Ein genauerer Blick auf Krankenhäuser in West-Oromia
Die Forschenden werteten vier Jahre von Krankenakten aus fünf großen Krankenhäusern in West-Oromia aus. Sie identifizierten 423 Babys, die zwischen 2018 und 2021 mit Geburtsasphyxie in NICUs aufgenommen wurden, hauptsächlich anhand niedriger Apgar-Werte und Anzeichen einer Hirnschädigung. Mit einem standardisierten Formular sammelten geschulte Pflegekräfte Informationen zu Schwangerschaft und Geburt der Mütter, zum Zustand der Babys nach der Geburt und zu den erhaltenen Behandlungen. Das Team nutzte anschließend statistische Methoden, um zu untersuchen, welche klinischen Merkmale und Versorgungspraktiken mit einer späteren Diagnose einer neonatalen Sepsis verbunden waren, basierend auf den ärztlichen Notizen und, wenn verfügbar, auf Laborergebnissen.
Alarmierend hohe Infektionsraten
Die Ergebnisse waren deutlich: Etwa drei von vier asphyktischen Neugeborenen (75,9 %) wurden während ihres NICU-Aufenthalts mit Sepsis diagnostiziert. Dieser Anteil liegt deutlich über den Berichten aus wohlhabenderen Ländern und sogar über früheren Schätzungen für äthiopische Neugeborene allgemein. Die meisten Babys in der Studie wurden termingerecht und mit normalem Geburtsgewicht geboren, doch viele benötigten Reanimationsmaßnahmen und haben bei der Geburt nicht geschrien, was ihre schwere Erkrankung widerspiegelt. Die Studie konnte sich nicht immer auf den Blutkulturnachweis einer Infektion stützen, sodass einige Fälle möglicherweise überdiagnostiziert wurden; dennoch war die Belastung durch vermutete Sepsis unter diesen Säuglingen selbst bei vorsichtiger Betrachtung sehr hoch.

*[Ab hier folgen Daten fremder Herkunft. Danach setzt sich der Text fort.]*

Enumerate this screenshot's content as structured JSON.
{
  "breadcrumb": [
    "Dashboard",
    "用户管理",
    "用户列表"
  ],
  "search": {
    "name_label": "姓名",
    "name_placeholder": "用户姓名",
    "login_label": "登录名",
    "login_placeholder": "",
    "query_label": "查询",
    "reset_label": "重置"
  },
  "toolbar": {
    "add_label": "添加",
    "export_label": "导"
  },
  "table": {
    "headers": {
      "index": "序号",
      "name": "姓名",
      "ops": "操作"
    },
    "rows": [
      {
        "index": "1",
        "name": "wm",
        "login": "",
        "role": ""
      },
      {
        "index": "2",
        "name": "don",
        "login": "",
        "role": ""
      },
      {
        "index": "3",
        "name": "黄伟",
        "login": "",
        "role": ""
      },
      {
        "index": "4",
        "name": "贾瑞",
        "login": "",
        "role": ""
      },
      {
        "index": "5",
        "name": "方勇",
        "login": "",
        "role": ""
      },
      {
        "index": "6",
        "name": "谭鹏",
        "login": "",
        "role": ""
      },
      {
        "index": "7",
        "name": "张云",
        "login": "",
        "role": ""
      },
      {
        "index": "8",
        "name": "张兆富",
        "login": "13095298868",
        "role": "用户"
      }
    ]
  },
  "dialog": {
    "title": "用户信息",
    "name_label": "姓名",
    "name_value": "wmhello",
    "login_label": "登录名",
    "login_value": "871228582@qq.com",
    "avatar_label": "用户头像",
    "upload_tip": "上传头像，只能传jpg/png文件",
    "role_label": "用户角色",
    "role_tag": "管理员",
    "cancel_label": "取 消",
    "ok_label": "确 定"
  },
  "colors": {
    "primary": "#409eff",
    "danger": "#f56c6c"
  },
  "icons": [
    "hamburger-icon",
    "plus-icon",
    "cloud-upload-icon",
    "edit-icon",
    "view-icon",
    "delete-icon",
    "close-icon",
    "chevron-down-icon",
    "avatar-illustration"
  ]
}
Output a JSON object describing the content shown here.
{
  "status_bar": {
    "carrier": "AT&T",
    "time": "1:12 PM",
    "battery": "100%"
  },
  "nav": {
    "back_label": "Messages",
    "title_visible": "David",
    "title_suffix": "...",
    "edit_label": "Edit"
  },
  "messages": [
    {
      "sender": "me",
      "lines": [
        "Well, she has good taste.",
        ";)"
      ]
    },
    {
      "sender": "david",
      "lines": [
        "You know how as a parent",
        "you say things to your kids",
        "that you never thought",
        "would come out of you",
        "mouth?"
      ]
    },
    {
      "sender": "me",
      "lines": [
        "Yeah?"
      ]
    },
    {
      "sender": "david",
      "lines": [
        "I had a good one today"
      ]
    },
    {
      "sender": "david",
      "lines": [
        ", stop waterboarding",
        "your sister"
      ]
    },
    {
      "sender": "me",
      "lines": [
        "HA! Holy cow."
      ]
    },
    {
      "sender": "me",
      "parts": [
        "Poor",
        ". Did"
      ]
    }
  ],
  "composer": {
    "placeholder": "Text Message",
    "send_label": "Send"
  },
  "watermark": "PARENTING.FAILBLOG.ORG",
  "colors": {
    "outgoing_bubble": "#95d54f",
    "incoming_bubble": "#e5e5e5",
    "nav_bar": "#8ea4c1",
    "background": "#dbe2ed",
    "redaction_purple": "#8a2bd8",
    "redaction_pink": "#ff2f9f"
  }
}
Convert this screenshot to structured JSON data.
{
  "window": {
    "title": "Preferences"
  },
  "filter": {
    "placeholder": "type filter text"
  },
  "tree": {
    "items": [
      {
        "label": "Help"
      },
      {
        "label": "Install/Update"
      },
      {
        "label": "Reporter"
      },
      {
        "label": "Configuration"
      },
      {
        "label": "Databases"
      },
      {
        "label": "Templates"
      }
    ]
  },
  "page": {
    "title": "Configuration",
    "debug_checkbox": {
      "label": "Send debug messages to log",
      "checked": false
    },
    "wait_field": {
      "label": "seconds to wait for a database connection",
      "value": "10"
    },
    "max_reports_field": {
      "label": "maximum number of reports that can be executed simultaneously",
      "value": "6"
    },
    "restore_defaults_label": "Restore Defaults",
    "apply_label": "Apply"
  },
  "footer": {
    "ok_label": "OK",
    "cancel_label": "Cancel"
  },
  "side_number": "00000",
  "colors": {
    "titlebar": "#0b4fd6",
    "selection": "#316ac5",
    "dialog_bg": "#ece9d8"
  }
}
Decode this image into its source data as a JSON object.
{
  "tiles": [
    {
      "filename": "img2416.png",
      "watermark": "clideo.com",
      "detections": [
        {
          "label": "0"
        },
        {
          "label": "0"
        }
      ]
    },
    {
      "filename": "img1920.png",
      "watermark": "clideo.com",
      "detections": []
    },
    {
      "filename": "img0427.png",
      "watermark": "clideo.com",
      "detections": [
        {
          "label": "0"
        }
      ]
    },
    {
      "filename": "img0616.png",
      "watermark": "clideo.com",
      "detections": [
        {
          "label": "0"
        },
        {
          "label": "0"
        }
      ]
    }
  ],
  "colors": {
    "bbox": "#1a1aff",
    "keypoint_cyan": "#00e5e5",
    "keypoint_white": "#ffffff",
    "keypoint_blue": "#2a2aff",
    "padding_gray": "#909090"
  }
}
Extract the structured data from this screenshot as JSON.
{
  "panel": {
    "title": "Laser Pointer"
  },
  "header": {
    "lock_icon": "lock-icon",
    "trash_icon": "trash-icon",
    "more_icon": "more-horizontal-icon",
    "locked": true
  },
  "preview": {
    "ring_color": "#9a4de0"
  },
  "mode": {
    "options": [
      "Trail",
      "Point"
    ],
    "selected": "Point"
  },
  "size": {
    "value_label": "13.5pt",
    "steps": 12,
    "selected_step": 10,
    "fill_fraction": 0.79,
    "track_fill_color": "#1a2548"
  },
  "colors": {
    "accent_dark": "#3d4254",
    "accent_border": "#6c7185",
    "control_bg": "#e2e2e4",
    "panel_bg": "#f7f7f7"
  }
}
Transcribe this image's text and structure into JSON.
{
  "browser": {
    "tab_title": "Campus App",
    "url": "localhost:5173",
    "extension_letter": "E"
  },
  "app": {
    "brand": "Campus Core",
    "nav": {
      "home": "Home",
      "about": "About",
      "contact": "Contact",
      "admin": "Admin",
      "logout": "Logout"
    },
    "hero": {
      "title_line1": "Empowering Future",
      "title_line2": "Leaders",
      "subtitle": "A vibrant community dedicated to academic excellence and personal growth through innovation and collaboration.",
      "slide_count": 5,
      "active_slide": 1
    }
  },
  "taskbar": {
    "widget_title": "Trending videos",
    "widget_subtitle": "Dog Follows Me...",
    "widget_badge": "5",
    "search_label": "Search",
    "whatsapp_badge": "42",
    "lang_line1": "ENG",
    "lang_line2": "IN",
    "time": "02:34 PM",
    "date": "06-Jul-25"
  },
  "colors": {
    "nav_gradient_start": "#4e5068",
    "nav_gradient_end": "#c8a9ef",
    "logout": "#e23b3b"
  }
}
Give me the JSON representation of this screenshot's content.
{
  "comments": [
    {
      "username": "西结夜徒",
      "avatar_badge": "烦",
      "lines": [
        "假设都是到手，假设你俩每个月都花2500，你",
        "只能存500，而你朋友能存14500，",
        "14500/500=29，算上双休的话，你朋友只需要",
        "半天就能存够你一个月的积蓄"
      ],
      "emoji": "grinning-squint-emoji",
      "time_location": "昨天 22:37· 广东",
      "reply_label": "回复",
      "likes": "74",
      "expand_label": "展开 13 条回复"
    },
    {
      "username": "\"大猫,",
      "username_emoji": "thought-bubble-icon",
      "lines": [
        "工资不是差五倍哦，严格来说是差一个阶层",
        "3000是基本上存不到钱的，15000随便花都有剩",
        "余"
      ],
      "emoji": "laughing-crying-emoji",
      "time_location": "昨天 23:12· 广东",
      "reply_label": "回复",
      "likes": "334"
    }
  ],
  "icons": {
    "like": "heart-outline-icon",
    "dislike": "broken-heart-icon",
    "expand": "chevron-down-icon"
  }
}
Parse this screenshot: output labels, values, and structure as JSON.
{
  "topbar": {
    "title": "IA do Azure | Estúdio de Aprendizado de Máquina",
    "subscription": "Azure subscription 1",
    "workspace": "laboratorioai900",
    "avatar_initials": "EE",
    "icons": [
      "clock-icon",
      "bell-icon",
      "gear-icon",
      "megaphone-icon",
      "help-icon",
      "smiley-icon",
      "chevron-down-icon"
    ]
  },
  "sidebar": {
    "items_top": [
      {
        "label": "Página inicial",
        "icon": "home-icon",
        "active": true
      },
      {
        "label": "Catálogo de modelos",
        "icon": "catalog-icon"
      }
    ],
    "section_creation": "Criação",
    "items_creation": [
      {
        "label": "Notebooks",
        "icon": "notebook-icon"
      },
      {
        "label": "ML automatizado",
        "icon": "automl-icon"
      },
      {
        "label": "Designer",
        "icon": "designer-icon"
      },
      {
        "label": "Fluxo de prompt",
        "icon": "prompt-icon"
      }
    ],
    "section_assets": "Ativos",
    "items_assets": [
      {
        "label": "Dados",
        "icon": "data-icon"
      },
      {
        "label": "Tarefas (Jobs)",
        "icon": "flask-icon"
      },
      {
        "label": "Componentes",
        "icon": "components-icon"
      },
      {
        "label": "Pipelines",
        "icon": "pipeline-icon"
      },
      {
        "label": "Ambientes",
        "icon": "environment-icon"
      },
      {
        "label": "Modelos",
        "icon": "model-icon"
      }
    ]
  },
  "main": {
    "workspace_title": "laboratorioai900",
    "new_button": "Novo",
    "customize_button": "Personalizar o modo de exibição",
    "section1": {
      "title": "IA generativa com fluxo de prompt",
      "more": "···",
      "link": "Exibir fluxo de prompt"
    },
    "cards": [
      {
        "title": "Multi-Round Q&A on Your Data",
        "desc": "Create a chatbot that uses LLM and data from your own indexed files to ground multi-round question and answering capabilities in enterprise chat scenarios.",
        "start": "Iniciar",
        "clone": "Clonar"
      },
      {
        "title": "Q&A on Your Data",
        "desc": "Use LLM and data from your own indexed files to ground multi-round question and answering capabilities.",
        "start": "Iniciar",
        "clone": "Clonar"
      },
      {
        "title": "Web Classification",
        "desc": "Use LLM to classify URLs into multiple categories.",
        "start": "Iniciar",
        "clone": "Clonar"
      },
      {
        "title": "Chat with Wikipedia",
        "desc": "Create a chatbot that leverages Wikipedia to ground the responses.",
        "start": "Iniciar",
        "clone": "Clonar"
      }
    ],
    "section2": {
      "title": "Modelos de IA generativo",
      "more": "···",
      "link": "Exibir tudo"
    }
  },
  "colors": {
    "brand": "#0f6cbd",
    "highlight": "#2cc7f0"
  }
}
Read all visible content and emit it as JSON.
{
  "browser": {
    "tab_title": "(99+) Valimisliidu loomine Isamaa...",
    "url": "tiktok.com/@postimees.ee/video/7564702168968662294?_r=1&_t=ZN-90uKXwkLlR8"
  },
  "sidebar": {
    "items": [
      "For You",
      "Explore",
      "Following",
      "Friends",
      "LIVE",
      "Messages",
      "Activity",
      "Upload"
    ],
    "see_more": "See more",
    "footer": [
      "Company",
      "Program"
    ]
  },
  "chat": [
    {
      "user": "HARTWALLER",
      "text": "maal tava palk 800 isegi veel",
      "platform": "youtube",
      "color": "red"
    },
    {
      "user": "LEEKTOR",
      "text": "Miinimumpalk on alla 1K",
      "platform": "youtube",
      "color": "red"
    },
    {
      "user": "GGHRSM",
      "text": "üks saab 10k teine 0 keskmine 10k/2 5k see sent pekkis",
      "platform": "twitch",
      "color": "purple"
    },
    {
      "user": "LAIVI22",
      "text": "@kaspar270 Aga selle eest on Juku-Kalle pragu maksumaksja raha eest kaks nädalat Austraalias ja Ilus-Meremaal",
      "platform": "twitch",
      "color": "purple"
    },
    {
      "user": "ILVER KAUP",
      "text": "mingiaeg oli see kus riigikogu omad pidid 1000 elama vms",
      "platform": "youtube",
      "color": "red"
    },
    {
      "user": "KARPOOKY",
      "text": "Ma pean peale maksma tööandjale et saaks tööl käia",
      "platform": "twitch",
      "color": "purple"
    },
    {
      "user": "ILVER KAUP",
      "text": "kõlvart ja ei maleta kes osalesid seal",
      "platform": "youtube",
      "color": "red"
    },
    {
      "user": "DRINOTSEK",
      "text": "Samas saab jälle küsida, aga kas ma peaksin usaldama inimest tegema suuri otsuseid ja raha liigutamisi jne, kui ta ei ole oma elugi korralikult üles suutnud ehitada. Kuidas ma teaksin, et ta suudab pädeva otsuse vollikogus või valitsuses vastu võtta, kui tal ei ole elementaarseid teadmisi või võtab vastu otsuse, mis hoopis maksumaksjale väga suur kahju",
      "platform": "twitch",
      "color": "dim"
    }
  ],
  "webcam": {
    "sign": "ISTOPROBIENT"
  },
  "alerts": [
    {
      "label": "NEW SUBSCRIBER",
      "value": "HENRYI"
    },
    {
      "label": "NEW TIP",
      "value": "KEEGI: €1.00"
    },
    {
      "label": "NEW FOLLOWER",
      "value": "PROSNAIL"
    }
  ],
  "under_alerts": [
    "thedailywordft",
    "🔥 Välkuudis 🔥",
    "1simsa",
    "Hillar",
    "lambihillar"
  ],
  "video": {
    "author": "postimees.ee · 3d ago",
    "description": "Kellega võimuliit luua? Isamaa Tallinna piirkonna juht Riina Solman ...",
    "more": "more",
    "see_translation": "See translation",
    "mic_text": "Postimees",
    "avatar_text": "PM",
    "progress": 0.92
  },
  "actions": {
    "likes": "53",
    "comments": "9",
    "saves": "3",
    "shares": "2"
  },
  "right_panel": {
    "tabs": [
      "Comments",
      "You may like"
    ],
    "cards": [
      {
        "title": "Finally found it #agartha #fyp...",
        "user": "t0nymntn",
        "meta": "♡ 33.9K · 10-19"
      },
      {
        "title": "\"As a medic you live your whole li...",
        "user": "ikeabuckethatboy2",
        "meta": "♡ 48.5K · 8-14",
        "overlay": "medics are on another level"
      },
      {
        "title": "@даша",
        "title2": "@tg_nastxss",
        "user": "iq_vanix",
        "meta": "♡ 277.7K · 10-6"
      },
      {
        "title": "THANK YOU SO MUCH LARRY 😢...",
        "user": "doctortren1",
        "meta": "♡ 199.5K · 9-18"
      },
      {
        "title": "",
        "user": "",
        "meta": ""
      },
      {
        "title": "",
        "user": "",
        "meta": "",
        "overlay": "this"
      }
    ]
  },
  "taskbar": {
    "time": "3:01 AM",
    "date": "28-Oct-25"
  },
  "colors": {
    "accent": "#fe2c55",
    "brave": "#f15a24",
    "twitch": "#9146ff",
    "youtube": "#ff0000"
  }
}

Wesentliche Warnzeichen: niedriger Blutzucker, Gelbsucht und spätes Stillen
Bei der Untersuchung zahlreicher möglicher Einflüsse traten drei hervor. Erstens hatten Babys mit niedrigem Blutzucker (Hypoglykämie) etwa doppelt so häufig eine Sepsis. Schwere Erkrankungen können die Fähigkeit eines Neugeborenen reduzieren, zu saugen und den Blutzucker stabil zu halten, und eine Infektion kann selbst die Zuckersteuerung stören, wodurch sich ein gefährlicher Kreislauf entwickeln kann. Zweitens hatten Babys mit starker Gelbsucht aufgrund hoher Bilirubinwerte etwa dreimal häufiger eine Infektionsdiagnose. Sepsis kann rote Blutkörperchen und die Leber schädigen, was den Bilirubinspiegel erhöht; daher sollte schwere Gelbsucht bei einem asphyktischen Baby sorgfältige Infektionsuntersuchungen nach sich ziehen. Drittens und vielleicht am praktikabelsten: Babys, die erst nach den ersten zwei Tagen über Sonden oder oral gefüttert wurden – oder noch gar nicht gefüttert worden waren – hatten fünf- bis siebenmal höhere Chancen auf Sepsis als jene, die früher Nahrung erhielten. Frühe Muttermilch, insbesondere Kolostrum, liefert wichtige immunologische Schutzfaktoren und fördert die Reifung des Darms, was die Wahrscheinlichkeit verringern kann, dass schädliche Keime in den Blutkreislauf gelangen. 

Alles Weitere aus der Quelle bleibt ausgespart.